Window Rock, Arizona (AP) 12-07

About a month after being criticized for traveling to Hawaii for a conference, once again Navajo Nation Council delegates were on the road – this time to Las Vegas.

Many of the council’s standing committees were scheduled to be in Las Vegas during the first two weeks of December to attend meetings and conferences, according to the Office of the Speaker.

The committees included: resources; transportation and community development; government services; education; economic development; budget and finance; and intergovernmental relations.

Staff from the executive branch received a memorandum in early October prohibiting travel to Las Vegas.

Navajo Nation President Joe Shirley had issued an executive order, which is still in effect, that discourages meetings outside the Navajo Nation, said George Hardeen, communications director for the Office of the President.

While some of the conferences and meetings are set by outside entities and are essential for Navajo Nation business, others appear to have no clear reason for being in Las Vegas.

For example, the Economic Development Committee was meeting with two Navajo Nation enterprises and was be holding a joint work session with the Resources Committee and Dine Power Authority regarding the Desert Rock Energy project on the two days after.

The Speaker’s Office provided no explanation of why the Economic Development Committee was holding the meetings in Las Vegas.

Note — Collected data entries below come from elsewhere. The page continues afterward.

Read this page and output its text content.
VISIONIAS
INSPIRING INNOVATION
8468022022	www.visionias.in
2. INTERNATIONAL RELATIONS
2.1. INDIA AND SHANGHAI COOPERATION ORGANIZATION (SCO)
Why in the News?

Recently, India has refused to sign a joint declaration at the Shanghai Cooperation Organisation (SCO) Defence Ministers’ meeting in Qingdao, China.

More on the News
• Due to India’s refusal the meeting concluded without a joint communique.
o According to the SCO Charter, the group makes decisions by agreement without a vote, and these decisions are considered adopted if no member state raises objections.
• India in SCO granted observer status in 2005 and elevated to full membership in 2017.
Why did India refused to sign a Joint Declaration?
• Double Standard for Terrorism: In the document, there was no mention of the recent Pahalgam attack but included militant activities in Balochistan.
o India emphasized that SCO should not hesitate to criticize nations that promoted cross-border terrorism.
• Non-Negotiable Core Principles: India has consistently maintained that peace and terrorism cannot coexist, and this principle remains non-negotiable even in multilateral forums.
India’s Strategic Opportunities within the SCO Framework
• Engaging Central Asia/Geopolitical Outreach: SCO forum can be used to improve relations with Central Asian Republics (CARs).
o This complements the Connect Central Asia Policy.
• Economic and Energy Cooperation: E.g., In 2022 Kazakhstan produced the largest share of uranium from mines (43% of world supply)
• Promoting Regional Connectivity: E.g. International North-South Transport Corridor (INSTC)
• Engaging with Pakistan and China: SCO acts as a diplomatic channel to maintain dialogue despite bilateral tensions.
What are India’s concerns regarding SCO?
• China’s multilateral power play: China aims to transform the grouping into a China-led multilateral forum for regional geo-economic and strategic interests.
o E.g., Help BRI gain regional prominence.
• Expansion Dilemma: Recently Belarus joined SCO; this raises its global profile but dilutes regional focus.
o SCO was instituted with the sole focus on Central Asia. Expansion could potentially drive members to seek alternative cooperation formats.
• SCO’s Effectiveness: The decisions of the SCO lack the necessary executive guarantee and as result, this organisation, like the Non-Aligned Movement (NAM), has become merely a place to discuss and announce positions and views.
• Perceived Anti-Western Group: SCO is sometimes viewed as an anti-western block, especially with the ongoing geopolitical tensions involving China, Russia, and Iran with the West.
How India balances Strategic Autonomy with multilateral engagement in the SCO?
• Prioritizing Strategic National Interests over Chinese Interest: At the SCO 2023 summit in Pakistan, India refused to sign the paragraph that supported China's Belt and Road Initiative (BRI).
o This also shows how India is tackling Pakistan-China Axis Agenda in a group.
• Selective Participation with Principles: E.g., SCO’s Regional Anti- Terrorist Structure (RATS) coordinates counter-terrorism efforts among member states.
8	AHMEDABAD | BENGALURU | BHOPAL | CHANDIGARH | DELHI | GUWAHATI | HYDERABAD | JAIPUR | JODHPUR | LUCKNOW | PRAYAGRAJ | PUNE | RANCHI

But the head of a group fighting the proposed Desert Rock power plant said the Navajo Nation is wasting money and not including tribal members in the meetings by holding them in Las Vegas.

“They try to do things behind closed doors or where we won’t get the information. I think it’s right that we know what’s going on,” said Elouise Brown, president of the Dooda Desert Rock Committee.

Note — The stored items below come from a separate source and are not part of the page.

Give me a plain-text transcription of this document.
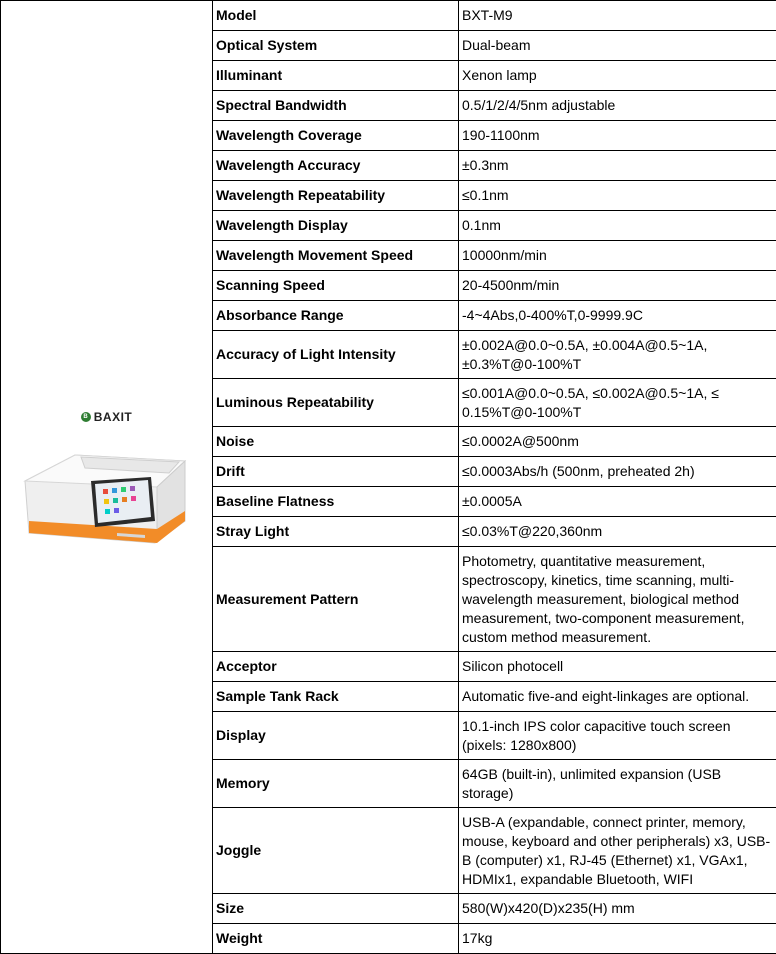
B BAXIT	Model	BXT-M9
	Optical System	Dual-beam
	Illuminant	Xenon lamp
	Spectral Bandwidth	0.5/1/2/4/5nm adjustable
	Wavelength Coverage	190-1100nm
	Wavelength Accuracy	±0.3nm
	Wavelength Repeatability	≤0.1nm
	Wavelength Display	0.1nm
	Wavelength Movement Speed	10000nm/min
	Scanning Speed	20-4500nm/min
	Absorbance Range	-4~4Abs,0-400%T,0-9999.9C
	Accuracy of Light Intensity	±0.002A@0.0~0.5A, ±0.004A@0.5~1A, ±0.3%T@0-100%T
	Luminous Repeatability	≤0.001A@0.0~0.5A, ≤0.002A@0.5~1A, ≤ 0.15%T@0-100%T
	Noise	≤0.0002A@500nm
	Drift	≤0.0003Abs/h (500nm, preheated 2h)
	Baseline Flatness	±0.0005A
	Stray Light	≤0.03%T@220,360nm
	Measurement Pattern	Photometry, quantitative measurement, spectroscopy, kinetics, time scanning, multi-wavelength measurement, biological method measurement, two-component measurement, custom method measurement.
	Acceptor	Silicon photocell
	Sample Tank Rack	Automatic five-and eight-linkages are optional.
	Display	10.1-inch IPS color capacitive touch screen (pixels: 1280x800)
	Memory	64GB (built-in), unlimited expansion (USB storage)
	Joggle	USB-A (expandable, connect printer, memory, mouse, keyboard and other peripherals) x3, USB-B (computer) x1, RJ-45 (Ethernet) x1, VGAx1, HDMIx1, expandable Bluetooth, WIFI
	Size	580(W)x420(D)x235(H) mm
	Weight	17kg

Brown said the committee will send three representatives who can make the seven-hour drive to Las Vegas to the meeting.

During November, criticism arose over a trip by Navajo Nation representatives to an education conference in Hawaii. More than 360 tribal members preregistered for the National Indian Education Association conference in Honolulu.

The Inspector General’s Office is looking into whether federal money was misappropriated or misused after receiving a Nov. 16 letter from Sen. Pete Domenici, R-N.M., asking for a review of the expenditures.